The key became the central focus of an exhibition that Jade Nair and I created, ‘The Love Letter’, at the University of Cape Town  earlier this year on forced removals. We collected thousands of keys to symbolise the destroyed homes of the dispossessed, each one a testament to a family displaced, a community erased, a life interrupted. The weight of these keys was overwhelming; together they formed a constellation of loss that stretched across decades and continents.

These same keys then moved to become part of the Nakba commemoration held at the Castle of Good Hope on May 18th, 2025, a colonial structure that outlasts District Six. The irony was not lost on us, that this fortress of colonial power, built to subjugate and control, should house the keys of those it helped displace, whilst the communities it destroyed existed now in memory and in the metal we carried.

These keys pose an uncomfortable question about human complicity. Keys teach us not just about what was taken, but about what we allowed to be taken. They remind us that belonging is something that lives in people rather than just in places, but they also force us to confront what it means when we stand by whilst that belonging is systematically destroyed.

The keys ask us what remains of our humanity when we witness such suffering and choose silence.

When young Palestinians paint them on murals, when they carry them in protests for justice, they transform objects of displacement into declarations of possibility. The key becomes a promise: the values that made those homes sacred – hospitality, community, resistance to injustice – must find soil in which to grow and flourish.

In Gaza today, as children learn what it means when there are no more keys to inherit, when homes become memory, when neighbourhoods become names in history books, when the familiar weight of metal in the palm is replaced by the desperate search for survival itself, they inherit our choices too. They inherit a world that watched, that knew, that had the power to act differently.
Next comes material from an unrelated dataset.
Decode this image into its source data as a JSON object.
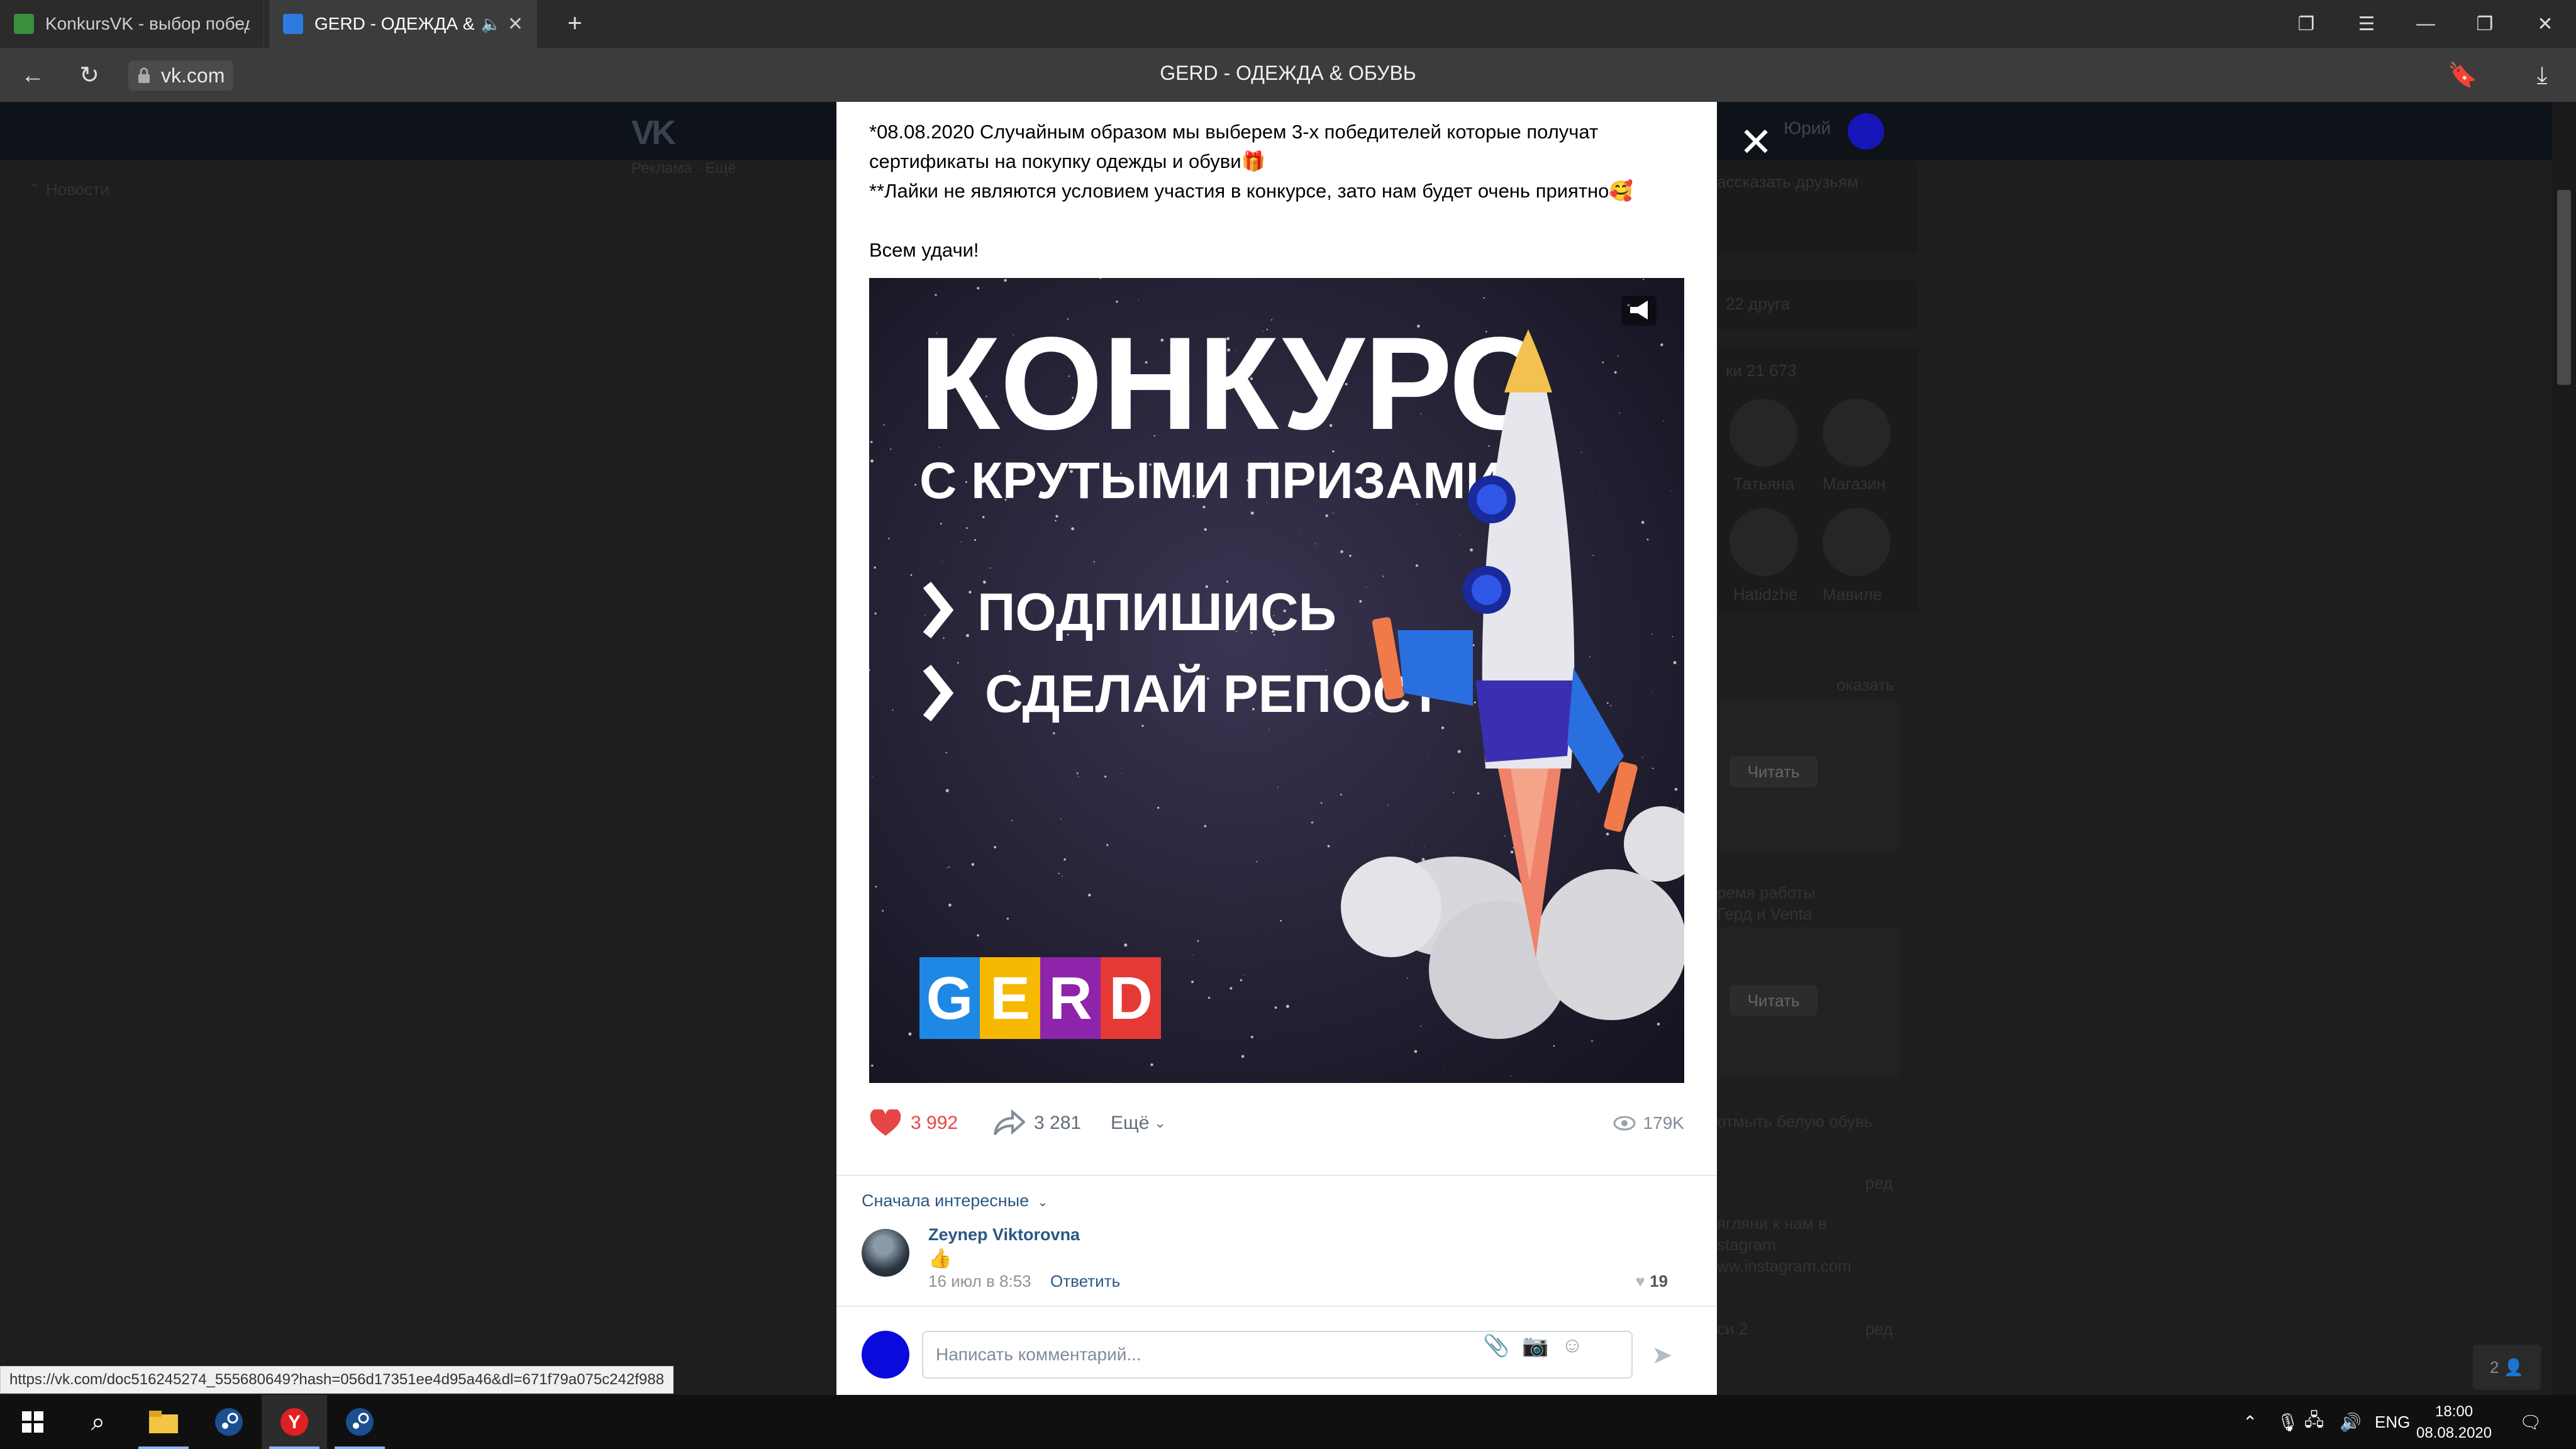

What will history call us? Those who possessed unprecedented access to information, unprecedented means of communication, unprecedented tools for global action, yet chose to debate semantics whilst children starved and their mothers died? Those who had every opportunity to act with basic human decency and chose otherwise? The keys to destroyed Palestinian homes have become keys to a question we cannot avoid: when the final reckoning comes, what will we be called by those who survive to remember this moment?